As the rebuttal period comes to an end, we are very thankful for the thoughtful and insightful comments, as well as the encouraging words about our study. We hope that the discussion has further strengthened your opinion of our work.
We thank the reviewers for their important questions and thoughtful feedback. Attached is a PDF file for reviewer 3kSH.
The paper proposes a novel architecture for graph neural nets, where the influence of nodes y influencing the representation of node x is regulated by normalizing by the number of other nodes y' at that distance and a learnable distance function. Further, predictions are performed via a simple addition operator, which supports interpretability.
Reviews generally agree that the core architecture is at least somewhat novel and enhances interpretability. It is also apparent from the experiments that it can perform roughly on par with existing methods while simplifying the architecture. The topic of the paper - intrinsically interpretable graph neural nets - is also still relatively fresh with most prior work in GNNs focusing on post-hoc explanations.

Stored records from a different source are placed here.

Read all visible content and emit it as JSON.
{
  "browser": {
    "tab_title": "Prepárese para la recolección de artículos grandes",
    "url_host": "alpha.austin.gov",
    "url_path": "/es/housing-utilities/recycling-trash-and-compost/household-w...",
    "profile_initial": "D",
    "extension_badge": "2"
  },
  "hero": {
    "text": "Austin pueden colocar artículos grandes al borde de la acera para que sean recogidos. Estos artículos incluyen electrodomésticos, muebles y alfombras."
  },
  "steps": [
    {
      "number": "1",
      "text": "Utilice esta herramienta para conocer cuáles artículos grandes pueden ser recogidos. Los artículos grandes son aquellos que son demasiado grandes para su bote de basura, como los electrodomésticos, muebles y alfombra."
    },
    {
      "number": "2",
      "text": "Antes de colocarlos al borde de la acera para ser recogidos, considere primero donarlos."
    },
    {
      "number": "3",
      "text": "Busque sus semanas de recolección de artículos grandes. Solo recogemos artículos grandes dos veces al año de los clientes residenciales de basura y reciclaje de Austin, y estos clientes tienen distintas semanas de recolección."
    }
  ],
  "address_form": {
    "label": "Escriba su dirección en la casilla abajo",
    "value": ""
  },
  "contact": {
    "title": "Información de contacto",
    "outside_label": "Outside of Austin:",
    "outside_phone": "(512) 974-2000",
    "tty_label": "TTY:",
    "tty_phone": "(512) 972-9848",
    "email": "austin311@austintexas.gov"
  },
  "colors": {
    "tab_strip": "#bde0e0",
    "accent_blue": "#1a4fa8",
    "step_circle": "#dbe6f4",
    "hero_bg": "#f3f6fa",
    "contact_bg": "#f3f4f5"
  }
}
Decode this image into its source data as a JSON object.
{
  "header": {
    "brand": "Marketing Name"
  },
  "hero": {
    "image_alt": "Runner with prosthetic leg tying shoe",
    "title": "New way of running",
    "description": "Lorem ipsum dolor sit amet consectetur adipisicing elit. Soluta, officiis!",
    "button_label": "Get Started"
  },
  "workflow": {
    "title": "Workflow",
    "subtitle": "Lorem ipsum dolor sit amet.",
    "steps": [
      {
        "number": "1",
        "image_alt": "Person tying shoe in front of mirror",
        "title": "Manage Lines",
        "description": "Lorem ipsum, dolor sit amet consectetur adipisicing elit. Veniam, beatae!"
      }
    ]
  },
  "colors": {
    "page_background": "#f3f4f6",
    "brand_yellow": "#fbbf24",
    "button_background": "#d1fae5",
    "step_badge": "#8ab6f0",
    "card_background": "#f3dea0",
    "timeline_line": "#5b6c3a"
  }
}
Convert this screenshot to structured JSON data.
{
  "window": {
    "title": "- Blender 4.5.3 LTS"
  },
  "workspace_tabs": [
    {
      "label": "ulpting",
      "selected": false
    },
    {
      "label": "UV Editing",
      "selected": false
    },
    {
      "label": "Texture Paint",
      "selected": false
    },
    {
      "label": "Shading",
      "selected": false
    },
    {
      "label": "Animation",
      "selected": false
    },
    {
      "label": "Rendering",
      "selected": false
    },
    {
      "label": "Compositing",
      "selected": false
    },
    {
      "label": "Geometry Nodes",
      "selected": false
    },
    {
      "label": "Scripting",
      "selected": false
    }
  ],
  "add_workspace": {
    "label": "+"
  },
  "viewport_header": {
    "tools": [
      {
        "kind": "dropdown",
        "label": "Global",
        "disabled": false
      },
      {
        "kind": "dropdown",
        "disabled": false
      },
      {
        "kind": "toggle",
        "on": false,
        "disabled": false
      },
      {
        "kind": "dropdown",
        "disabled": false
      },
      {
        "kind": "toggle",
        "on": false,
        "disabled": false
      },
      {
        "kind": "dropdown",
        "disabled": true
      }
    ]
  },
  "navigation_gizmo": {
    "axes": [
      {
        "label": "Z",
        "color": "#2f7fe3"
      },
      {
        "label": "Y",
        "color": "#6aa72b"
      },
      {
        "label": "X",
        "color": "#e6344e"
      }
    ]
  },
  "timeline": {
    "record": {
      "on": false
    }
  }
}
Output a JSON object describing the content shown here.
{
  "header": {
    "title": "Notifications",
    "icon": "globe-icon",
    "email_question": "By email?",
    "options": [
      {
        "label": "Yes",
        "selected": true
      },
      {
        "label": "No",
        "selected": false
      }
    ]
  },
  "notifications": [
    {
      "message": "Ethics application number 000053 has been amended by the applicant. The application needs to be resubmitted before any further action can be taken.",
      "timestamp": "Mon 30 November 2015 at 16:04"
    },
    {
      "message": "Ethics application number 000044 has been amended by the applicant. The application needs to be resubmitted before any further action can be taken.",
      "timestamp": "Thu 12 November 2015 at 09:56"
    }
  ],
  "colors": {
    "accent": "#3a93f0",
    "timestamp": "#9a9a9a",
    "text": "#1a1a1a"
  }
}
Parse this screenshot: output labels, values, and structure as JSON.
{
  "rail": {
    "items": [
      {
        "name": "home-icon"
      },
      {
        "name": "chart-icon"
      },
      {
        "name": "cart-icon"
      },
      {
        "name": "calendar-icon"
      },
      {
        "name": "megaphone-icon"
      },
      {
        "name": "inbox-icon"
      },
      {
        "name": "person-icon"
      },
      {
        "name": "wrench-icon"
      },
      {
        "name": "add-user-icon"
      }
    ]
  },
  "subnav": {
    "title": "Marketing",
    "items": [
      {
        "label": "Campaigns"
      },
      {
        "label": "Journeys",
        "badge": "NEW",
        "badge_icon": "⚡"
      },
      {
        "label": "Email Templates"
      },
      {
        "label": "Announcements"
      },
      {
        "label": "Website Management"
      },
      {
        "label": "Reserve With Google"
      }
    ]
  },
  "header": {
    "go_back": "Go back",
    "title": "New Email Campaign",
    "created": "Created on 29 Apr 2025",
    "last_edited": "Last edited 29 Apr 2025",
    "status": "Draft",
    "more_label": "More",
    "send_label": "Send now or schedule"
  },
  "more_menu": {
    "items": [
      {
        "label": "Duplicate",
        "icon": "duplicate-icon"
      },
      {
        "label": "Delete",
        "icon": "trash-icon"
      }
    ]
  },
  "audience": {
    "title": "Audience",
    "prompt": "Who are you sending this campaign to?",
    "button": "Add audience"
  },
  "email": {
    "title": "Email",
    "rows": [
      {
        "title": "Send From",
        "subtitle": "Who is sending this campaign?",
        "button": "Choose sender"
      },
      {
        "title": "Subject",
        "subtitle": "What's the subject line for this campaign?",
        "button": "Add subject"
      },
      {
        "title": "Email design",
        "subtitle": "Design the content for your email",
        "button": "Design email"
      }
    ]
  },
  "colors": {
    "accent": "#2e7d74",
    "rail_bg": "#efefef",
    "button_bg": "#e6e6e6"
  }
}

There are still some concerns, though:
- Using shortest paths for the computation of representations has been present in the literature before. Similarly, additive models are pre-existing. As such, the degree of novelty in the proposed architecture is, hence, somewhat questionable.
- The interpretability is only evaluated on two example cases and no user study has been provided. As such, the interpretability claims are not fully substantiated by evidence.
Overall, the contribution provided by a strongly simplified model seems interesting enough to a broad part of the NeurIPS community that a presentation as poster is warranted.